Gagal ke Senayan, Advokat Henry Indraguna Incar Kursi Wali Kota Solo

Caleg DPR dari Partai Perindo, Henry Indraguna (kedua dari kanan), serta sejumlah artis Ibukota berjoget di panggung hiburan saat digelar Sepeda Sehat di Desa Srebegan, Kecamatan Ceper, Klaten, Minggu (10/3/2019). (Solopos - Taufiq Sidik Prakoso)
03 Juli 2019 18:15 WIB Kurniawan Solo Share :

Solopos.com, SOLO -- Setelah gagal melenggang ke Senayan sebagai anggota DPR pada Pemilu 2019 lalu, advokat kondang K.R.A.T. Henry Indraguna kini berencana maju sebagai calon wali kota (cawali) Solo dalam Pilkada 2020.

Pengacara yang juga pengusaha autobridal tersebut belakangan kerap beredar di Solo, Sukoharjo, Klaten, dan Boyolali, karena maju sebagai calon anggota DPR RI dari Partai Perindo di Dapil V Jateng. Tapi Henry gagal melenggang ke Senayan.

“Iya [akan sebagai sebagai cawali Solo]. Saya ingin membuat Kota Solo menjadi kota metropolitan. Karena saya melihat Solo sudah sangat tertinggal jauh dari Jogja,” tulis dia saat dihubungi Solopos.com melalui aplikasi Whatsapp (WA), Rabu (3/7/2019) pagi.

Ketertinggalan Solo dari Jogja menurut dia mulai dari segi kebudayaan, tourism (pariwisata), investasi, lapangan pekerjaan, layanan kesehatan, dan pendidikan. “Saya memandang Solo sangat lambat kemajuannya. Dengan Jogja saja jauh tertinggal,” sambung dia.

Pria yang terkenal dengan jargonnya Kowe Meneh Kowe Meneh saat menjadi caleg itu juga menyoroti masih banyaknya warga Solo yang hidup di bawah garis kemiskinan. Dengan kondisi seperti itu Solo dinilai butuh pemimpin muda dari kalangan pengusaha.

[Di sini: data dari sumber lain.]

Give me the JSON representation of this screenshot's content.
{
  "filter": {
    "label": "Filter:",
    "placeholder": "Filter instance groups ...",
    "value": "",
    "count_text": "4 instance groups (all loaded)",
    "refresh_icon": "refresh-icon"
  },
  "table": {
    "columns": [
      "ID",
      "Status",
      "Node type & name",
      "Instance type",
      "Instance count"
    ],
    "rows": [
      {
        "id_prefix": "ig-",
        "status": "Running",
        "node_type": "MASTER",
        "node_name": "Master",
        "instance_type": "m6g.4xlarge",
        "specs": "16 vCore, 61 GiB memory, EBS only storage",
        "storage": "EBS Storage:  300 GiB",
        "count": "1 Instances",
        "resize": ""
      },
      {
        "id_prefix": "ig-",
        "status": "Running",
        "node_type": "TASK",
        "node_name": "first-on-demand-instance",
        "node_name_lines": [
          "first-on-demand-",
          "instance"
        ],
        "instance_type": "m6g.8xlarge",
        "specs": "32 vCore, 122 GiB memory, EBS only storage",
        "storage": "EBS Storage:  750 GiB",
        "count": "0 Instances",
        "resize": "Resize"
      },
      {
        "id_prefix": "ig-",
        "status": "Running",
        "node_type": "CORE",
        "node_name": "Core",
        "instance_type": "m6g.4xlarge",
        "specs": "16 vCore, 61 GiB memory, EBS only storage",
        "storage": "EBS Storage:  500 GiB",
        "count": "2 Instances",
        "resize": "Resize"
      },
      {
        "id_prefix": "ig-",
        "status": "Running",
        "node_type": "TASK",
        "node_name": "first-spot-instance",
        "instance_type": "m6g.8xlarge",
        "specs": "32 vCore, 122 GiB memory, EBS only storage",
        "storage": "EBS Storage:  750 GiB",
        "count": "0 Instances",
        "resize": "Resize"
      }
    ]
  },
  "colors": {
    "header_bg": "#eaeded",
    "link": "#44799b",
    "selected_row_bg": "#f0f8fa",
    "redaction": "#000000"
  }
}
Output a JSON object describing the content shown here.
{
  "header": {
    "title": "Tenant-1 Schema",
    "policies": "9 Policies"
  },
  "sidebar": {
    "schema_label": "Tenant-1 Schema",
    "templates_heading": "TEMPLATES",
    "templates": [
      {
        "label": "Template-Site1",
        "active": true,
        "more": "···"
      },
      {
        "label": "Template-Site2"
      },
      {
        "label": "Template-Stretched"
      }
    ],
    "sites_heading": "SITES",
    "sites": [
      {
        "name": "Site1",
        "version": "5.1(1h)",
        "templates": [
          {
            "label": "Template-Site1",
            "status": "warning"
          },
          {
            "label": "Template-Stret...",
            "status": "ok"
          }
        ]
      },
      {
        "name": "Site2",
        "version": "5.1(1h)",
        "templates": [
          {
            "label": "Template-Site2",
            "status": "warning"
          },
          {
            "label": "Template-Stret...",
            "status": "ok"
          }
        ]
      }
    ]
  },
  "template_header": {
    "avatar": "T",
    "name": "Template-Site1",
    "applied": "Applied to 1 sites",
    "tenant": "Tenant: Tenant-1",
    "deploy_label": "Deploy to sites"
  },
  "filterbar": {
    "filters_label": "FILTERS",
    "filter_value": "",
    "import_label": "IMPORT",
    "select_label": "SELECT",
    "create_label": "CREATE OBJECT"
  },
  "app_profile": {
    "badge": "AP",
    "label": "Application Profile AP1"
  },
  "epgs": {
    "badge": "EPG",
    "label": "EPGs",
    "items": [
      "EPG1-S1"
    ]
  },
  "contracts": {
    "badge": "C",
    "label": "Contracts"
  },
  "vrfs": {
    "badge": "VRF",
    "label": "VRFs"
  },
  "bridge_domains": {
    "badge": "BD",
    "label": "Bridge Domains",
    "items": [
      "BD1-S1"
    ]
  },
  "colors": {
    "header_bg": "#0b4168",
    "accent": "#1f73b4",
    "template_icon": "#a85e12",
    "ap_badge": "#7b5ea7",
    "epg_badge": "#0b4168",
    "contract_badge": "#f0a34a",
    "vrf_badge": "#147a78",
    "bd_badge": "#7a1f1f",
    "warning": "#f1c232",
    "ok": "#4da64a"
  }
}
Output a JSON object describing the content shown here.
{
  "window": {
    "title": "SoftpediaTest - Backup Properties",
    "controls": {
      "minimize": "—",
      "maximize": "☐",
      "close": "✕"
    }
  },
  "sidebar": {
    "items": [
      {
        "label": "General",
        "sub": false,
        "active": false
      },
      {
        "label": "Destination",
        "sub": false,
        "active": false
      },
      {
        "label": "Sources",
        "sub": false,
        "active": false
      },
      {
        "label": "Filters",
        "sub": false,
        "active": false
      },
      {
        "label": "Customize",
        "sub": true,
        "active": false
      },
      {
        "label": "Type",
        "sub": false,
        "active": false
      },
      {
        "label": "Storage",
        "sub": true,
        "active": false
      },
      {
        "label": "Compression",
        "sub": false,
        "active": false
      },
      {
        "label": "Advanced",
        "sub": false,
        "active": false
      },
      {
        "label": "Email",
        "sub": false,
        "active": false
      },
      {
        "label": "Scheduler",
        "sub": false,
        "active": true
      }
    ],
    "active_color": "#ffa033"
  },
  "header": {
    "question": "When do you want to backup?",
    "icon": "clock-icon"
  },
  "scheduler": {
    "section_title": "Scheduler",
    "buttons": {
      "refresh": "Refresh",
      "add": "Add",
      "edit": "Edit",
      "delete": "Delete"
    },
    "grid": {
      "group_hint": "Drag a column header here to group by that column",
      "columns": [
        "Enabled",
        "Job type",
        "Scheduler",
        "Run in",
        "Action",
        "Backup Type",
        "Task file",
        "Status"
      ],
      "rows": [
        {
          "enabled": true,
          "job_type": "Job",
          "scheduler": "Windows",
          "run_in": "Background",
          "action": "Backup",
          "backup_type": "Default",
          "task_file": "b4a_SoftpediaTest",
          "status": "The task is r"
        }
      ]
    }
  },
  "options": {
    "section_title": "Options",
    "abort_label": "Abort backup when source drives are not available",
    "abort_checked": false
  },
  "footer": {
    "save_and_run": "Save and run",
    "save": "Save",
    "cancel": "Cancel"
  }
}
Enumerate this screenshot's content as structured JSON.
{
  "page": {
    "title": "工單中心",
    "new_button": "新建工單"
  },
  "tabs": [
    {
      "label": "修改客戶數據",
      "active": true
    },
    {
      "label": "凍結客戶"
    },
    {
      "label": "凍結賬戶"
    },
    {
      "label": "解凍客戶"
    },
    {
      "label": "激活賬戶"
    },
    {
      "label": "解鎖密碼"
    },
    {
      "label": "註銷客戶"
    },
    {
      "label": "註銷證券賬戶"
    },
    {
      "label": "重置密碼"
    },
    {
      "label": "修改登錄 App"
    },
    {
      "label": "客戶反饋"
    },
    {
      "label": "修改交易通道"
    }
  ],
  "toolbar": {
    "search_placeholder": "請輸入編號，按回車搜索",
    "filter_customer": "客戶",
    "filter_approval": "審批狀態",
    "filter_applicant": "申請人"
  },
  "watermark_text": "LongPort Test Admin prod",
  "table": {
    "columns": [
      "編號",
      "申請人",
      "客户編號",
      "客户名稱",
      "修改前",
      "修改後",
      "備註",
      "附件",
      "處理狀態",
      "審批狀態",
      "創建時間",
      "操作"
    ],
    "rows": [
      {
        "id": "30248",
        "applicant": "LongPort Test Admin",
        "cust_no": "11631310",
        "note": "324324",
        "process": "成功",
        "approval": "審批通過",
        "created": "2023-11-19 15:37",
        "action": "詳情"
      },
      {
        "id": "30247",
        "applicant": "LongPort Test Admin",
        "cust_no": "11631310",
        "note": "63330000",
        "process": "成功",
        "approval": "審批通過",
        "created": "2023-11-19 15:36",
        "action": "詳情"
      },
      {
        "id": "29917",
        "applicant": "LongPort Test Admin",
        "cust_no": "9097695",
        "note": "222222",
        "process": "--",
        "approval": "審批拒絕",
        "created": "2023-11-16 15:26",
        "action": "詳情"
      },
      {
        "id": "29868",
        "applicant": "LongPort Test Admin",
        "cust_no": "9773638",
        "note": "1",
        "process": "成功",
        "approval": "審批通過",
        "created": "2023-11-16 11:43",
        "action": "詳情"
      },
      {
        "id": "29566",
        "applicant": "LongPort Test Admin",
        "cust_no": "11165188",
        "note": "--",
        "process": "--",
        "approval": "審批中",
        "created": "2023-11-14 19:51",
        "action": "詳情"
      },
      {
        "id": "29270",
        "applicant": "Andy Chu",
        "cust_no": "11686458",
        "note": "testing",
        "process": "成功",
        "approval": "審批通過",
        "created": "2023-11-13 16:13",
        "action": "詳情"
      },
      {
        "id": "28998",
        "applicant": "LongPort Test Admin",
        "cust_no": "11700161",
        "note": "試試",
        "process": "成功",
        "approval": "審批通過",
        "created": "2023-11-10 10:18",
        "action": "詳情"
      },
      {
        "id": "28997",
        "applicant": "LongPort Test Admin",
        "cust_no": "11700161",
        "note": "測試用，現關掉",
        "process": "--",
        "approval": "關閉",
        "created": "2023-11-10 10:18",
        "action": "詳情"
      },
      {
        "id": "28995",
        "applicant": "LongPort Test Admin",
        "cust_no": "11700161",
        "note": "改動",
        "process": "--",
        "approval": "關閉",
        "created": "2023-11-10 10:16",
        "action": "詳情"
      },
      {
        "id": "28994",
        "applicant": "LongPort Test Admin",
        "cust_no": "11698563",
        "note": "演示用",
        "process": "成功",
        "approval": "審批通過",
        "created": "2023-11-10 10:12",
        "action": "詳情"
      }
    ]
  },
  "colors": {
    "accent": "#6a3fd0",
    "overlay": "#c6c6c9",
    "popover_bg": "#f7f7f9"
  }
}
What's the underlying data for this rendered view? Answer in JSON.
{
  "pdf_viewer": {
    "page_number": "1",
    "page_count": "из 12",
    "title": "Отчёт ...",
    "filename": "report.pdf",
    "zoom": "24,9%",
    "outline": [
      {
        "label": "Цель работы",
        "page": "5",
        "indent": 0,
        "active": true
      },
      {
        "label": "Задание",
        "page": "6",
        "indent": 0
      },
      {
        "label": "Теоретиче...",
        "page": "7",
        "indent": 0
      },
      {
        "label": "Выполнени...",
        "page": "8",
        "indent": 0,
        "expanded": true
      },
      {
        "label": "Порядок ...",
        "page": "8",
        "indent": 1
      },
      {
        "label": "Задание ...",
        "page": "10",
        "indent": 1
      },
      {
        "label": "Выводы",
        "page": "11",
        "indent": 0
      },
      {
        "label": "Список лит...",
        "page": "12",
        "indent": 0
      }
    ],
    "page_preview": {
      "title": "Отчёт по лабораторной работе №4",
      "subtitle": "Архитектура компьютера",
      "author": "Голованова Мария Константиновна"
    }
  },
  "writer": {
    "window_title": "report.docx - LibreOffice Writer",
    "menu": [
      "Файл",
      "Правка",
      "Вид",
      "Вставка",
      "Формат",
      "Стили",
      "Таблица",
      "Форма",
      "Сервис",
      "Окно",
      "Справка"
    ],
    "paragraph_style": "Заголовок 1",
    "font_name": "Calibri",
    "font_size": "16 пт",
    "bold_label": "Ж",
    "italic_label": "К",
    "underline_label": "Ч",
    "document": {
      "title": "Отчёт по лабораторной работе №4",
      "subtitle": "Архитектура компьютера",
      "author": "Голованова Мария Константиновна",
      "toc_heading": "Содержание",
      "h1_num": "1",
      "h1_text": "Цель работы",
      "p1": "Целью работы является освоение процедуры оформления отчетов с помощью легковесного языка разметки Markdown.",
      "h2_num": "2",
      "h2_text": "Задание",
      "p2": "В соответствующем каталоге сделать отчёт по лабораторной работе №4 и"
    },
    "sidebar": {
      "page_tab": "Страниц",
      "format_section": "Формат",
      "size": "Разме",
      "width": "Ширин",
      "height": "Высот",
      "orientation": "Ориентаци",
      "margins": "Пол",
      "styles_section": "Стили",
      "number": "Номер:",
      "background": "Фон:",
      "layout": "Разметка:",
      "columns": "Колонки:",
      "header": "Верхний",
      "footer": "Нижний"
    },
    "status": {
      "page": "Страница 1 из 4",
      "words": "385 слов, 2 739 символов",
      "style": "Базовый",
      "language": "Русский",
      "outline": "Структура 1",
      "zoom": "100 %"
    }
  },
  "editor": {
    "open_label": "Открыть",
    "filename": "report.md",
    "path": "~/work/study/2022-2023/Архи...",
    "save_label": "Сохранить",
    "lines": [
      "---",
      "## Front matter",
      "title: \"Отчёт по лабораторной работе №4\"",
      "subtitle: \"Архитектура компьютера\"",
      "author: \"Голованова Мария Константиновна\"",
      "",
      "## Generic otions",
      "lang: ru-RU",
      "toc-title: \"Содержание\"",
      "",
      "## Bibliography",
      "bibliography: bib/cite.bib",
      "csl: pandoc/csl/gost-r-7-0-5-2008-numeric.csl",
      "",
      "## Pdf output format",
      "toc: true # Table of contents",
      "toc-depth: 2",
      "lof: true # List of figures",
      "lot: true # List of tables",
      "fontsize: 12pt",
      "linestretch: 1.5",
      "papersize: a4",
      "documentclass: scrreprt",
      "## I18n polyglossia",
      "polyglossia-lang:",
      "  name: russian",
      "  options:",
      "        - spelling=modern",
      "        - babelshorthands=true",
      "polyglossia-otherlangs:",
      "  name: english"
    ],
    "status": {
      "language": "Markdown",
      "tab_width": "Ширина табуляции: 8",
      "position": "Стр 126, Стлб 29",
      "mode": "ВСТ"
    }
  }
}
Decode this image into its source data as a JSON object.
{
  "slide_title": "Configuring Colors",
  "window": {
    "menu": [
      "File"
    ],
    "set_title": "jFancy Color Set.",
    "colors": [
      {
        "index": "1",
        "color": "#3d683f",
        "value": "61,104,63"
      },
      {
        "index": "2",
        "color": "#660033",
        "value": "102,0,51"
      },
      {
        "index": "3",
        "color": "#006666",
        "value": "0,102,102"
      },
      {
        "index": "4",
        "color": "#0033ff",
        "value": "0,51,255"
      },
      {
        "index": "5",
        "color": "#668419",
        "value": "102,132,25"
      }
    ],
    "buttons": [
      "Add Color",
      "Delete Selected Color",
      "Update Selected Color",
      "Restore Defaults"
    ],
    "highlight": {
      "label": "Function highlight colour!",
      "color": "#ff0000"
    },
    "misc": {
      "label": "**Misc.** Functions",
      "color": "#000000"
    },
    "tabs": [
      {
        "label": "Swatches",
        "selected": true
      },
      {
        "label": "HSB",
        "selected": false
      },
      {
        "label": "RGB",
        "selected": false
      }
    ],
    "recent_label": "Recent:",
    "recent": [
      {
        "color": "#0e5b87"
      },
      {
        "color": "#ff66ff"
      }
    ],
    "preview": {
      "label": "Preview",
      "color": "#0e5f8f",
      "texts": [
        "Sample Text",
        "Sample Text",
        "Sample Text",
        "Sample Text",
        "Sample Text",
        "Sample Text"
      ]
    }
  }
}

Ide-ide kreatif pemimpin dibutuhkan untuk memajukan Solo lima tahun ke depan agar kesejahteraan rakyat meningkat. Henry berencana maju dalam bursa Wali Kota Solo pada Pilkada 2020 melalui partai politik berplatform nasionalis.

Dia mengaku sudah ada dua parpol yang potensial menjadi tunggangan dia menuju pesta demokrasi lima tahunan Kota Bengawan. “Pemimpin zaman sekarang jangan berpolitik ria saja. Kasihan rakyat jadi korban. Harus kreatif membangun,” urai dia.

Henry menyatakan ada beberapa program prioritas yang akan dia usung bila menjadi cawali Solo. Salah satunya membuka lapangan pekerjaan baru dengan mendatangkan investor dari luar negeri yang akan bekerja sama dengan pengusaha lokal.

Izin-izin usaha akan dipermudah selama punya dampak positif dalam penciptaan lapangan pekerjaan baru bagi masyarakat. Sektor ekonomi kreatif Solo juga akan dikembangkan dia dengan menciptakan pengusaha-pengusaha baru di bidang start up.

“Saya juga akan fokus di bidang kesehatan terutama layanan BPJS yang saya pandang belum berpihak kepada wong cilik. Bidang pendidikan demikian juga. Kualitasnya harus ditingkatkan, dan pembiayaan bagi yang tidak mampu,” jelas dia.

Henry juga berencana meningkatkan kesejahteraan para guru, pesantren menjadi fokus dalam pembenahan moral masyarakat, buruh mendapatkan hak mereka, dan memberantas praktik-praktik korupsi, kolusi dan nepotisme (KKN) di Solo.